The New York City office market is about to witness a test of confidence in its post-Covid resurgence.
Cove Property Group, working with CBRE, is looking to sell Hudson Commons, its building at 441 Ninth Avenue near Hudson Yards, for over $1 billion, according to Bloomberg. The 700,000-square-foot property is more than 75 percent leased.
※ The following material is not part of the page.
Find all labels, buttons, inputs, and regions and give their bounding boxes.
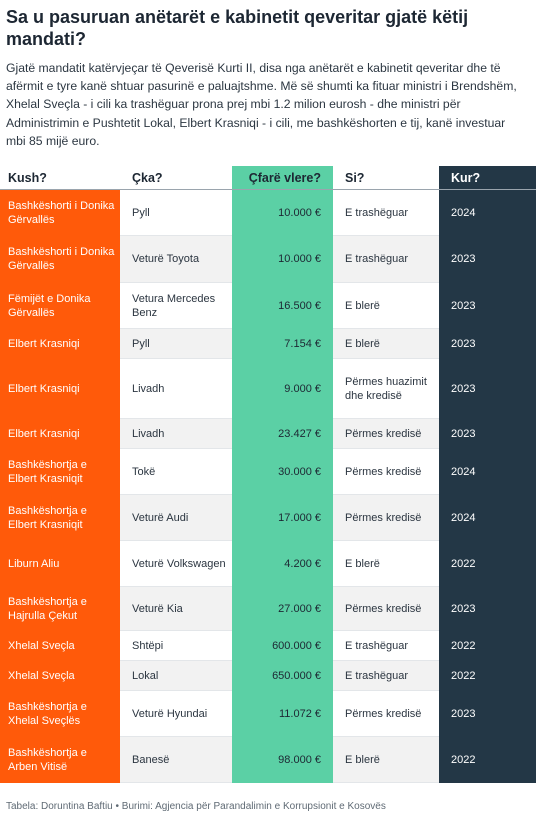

Anchor tenants at the recently redeveloped asset include Peloton and Lyft. It is among the few LEED Platinum office buildings in the city and stands 25 stories tall.
Read more
Cove Property Group and the Baupost Group acquired the edifice in 2016 for $330 million. The partnership’s plan included adding 17 office floors with outdoor terraces and higher windows. In 2019, the developers refinanced the property with a $724 million loan from Blackstone.
The city’s office market has struggled during the pandemic as remote work took hold. The Delta variant is threatening its recovery, as office returns have been delayed as municipalities try to get the Covid surge under control. Last month, the Manhattan office availability rate was 17.1 percent, while asking rents were at the lowest point in years.
Still, buyers and lenders are still largely banking on a rebound. Last month, AEW Capital Management purchased a part-new, part-renovated boutique office building in Soho for $86.2 million. An office tower in the Garment District owned by L.H. Charney Associates recently received a $148 million refinancing.